Saat ini, BPJS Kesehatan menangani sekitar 2 juta transaksi layanan kesehatan setiap hari dengan nilai pembayaran sekitar Rp500 miliar.
Dalam sebulan, pembayaran klaim kesehatan mencapai sekitar Rp16 triliun hingga Rp16,5 triliun, sementara penerimaan iuran hanya sekitar Rp14 triliun. Kondisi tersebut menyebabkan BPJS Kesehatan mengalami defisit sekitar Rp2 triliun setiap bulan.
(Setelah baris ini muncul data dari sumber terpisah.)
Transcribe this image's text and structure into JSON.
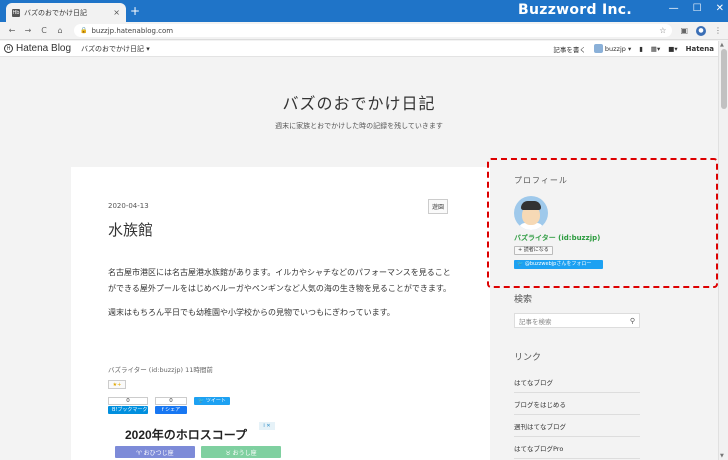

Meski demikian, Prihati memastikan BPJS Kesehatan masih memiliki cadangan dana untuk membayar klaim dalam jangka pendek. Namun tanpa intervensi kebijakan, cadangan tersebut diperkirakan akan terus menurun.
"Kita masih punya cadangan untuk pembayaran klaim ini sampai awal tahun depan. Dan kita akan gagal bayar di Juli 2027 bila tidak ada intervensi," ujar Prihati.